Bonding Over Shared Trauma and WHAT IF I NEVER GET OVER YOU by Paige Toon

Ellie and Ash met while solo backpacking. What begins as a casual happy hour turns into dinner, then an impromptu day of sightseeing. As they wander the city’s streets, their conversation quickly moves beyond small talk into something deeper. Ellie reveals she’s on a trip that was meant to be shared with her best friend, who suddenly died. It turns out Ash is grieving his best friend, too.

 

They find comfort in each other, not only in shared loss but in the emotional weight they both carry from home. Ellie opens up about her controlling parents. Ash describes a chaotic upbringing.

 

Though they only spend three days together, they forge a profound connection through speaking about their grief and complicated family ties.

 

The shared experience of trauma is a big factor. Trauma is isolating, leaving a person feeling unseen. So when someone comes along who truly understands, the connection is powerful. There's comfort in being heard by someone who gets it from lived experience. Suddenly, you're no longer alone.

 

Building a relationship on shared pain is complicated. If trauma is the foundation, each person might unintentionally trigger the other, or feel dependent on the relationship for healing. The risk of emotional enmeshment is high. If it feels like no one else understands, the other person may seem essential to survival. And if both partners lean on unhealthy coping strategies, they could reinforce patterns of avoidance or emotional numbing.

 

Here are tools for building a healthy relationship that includes bonding over shared trauma.

 

Process Trauma Separately: Let therapy be the space for healing.

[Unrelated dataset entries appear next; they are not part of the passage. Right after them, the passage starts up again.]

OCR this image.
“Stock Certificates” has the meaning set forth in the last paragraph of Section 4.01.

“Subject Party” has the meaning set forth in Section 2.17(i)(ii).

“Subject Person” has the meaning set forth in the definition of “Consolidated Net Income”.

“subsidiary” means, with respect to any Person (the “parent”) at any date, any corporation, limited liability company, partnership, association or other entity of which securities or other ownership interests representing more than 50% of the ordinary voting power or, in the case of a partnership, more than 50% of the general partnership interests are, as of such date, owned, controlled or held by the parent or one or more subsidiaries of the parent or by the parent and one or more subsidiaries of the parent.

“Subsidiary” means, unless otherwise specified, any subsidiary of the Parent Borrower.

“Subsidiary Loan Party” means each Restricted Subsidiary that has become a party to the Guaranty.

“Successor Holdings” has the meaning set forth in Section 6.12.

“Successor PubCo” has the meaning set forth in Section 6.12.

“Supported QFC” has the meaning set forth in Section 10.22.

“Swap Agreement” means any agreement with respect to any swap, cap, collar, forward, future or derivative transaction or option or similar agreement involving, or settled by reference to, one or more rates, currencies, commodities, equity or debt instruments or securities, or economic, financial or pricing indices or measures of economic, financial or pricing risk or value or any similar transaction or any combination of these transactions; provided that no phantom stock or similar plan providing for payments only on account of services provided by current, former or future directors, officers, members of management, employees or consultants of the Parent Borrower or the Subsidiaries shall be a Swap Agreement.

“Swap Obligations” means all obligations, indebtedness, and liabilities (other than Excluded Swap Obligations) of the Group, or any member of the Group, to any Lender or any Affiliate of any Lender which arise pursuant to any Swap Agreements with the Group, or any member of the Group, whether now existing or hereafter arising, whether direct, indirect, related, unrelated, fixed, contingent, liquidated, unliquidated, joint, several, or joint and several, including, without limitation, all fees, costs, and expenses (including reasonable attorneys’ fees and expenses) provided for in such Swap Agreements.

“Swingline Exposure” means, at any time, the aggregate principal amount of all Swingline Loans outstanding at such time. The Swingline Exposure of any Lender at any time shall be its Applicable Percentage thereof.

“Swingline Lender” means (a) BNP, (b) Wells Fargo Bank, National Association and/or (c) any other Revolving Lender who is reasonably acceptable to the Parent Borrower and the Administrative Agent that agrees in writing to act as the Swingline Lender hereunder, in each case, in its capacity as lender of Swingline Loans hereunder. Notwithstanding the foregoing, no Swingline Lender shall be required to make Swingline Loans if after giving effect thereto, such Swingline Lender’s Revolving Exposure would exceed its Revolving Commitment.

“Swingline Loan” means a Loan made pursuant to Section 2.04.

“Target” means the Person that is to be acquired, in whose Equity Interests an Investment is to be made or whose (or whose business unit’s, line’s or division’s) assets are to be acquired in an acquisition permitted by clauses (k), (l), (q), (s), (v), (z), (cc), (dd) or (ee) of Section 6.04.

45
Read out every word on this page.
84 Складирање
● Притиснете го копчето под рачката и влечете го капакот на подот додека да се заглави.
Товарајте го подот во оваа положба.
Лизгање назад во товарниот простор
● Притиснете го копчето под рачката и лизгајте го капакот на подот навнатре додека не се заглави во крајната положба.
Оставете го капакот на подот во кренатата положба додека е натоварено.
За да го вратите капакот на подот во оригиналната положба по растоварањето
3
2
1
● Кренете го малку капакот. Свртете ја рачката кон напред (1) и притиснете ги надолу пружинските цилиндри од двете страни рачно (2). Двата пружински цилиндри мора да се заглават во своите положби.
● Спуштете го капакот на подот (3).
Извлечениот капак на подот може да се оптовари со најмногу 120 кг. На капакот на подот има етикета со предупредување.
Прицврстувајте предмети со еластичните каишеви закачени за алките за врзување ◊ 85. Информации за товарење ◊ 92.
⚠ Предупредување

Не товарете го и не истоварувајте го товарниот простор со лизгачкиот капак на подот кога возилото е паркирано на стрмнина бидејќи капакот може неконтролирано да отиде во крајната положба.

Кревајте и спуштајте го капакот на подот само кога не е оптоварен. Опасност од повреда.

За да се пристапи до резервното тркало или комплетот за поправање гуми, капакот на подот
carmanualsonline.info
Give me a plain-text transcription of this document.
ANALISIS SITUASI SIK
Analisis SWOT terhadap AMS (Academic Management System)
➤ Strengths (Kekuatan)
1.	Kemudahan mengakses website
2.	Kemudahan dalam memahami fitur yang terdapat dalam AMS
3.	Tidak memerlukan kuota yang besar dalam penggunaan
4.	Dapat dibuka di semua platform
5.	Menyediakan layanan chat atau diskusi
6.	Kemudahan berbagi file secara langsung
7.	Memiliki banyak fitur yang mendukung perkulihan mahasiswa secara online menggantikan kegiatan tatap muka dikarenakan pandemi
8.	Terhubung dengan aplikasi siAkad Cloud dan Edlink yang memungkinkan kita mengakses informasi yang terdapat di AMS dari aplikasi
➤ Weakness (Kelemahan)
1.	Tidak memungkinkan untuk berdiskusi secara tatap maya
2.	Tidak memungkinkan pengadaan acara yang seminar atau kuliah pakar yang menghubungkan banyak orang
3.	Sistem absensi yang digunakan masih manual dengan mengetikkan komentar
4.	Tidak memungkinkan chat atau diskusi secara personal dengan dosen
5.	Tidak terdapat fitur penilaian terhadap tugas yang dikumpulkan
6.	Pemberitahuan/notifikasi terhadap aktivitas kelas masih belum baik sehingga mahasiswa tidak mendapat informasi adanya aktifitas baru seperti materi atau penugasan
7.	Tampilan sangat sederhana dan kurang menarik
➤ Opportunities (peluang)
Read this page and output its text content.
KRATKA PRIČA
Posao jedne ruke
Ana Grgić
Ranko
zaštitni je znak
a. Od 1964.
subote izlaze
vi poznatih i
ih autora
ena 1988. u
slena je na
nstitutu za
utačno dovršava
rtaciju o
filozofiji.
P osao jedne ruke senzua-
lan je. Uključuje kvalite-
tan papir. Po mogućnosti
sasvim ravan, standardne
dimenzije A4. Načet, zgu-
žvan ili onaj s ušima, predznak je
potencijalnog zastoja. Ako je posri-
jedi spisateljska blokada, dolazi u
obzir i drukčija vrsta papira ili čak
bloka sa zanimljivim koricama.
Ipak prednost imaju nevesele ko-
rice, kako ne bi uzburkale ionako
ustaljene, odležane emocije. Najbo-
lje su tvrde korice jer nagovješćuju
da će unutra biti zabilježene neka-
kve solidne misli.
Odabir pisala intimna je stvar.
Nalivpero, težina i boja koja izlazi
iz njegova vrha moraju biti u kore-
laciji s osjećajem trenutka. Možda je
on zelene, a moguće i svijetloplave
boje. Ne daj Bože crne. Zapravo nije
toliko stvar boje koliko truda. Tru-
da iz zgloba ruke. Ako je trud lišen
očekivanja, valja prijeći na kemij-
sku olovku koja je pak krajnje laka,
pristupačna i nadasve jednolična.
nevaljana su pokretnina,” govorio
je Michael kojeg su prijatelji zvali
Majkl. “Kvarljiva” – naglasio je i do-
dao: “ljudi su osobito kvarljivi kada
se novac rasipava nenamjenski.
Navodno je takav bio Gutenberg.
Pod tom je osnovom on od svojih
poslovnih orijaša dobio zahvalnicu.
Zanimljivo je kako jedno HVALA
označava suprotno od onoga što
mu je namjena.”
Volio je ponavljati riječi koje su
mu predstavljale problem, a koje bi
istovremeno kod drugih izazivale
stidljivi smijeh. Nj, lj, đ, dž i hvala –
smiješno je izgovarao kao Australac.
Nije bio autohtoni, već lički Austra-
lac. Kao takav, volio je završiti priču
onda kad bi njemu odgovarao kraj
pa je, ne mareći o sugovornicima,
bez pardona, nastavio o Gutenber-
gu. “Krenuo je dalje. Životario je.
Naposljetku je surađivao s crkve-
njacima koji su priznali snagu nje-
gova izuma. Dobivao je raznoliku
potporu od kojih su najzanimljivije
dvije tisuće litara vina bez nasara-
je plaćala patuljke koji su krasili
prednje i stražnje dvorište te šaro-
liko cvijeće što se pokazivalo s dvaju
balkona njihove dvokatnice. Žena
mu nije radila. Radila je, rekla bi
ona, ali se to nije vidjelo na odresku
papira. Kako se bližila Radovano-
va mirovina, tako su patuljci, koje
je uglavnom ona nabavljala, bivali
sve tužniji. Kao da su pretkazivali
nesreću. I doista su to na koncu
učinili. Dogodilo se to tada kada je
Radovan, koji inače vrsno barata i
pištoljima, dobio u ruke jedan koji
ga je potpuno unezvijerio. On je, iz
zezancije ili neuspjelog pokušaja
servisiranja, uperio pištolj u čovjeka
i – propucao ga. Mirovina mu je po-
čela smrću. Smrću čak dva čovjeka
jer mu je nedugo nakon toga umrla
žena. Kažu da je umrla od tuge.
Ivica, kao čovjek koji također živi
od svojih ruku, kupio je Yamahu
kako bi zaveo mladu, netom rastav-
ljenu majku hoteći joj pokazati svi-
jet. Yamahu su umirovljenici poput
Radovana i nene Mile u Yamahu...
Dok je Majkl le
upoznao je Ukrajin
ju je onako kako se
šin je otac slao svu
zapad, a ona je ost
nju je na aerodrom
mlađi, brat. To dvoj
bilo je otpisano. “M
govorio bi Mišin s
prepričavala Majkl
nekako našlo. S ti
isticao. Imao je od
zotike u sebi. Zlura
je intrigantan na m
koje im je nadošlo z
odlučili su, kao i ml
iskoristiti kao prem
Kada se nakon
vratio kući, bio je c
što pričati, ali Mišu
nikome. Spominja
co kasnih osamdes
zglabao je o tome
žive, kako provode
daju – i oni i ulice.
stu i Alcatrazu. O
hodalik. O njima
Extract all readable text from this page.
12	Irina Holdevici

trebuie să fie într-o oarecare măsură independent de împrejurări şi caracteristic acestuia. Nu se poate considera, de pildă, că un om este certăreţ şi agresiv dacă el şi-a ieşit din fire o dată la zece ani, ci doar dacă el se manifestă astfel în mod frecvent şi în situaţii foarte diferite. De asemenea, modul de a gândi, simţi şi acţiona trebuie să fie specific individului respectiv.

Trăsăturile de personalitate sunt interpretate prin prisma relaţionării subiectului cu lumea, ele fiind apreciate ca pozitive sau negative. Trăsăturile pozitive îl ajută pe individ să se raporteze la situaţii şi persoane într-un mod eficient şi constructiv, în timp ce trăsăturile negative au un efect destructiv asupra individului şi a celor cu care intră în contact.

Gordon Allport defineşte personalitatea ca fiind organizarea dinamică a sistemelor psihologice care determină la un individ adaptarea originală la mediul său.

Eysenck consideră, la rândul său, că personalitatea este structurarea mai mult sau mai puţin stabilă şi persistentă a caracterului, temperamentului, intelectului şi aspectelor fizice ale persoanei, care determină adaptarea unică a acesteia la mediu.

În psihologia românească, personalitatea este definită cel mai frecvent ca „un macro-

You can support and confide in each other, but your relationship doesn’t need to revolve around shared pain.

 

Practice Healthy Coping: Avoid reinforcing each other’s numbing behaviors. Instead, gently encourage open conversations and healthier outlets like mindfulness, journaling, creative expression, or enjoyable movement.

 

Stay Connected to Others: Rather than forming a bubble of two, aim to expand your support system. Strengthen ties with friends and family so your relationship grows in connection, not isolation.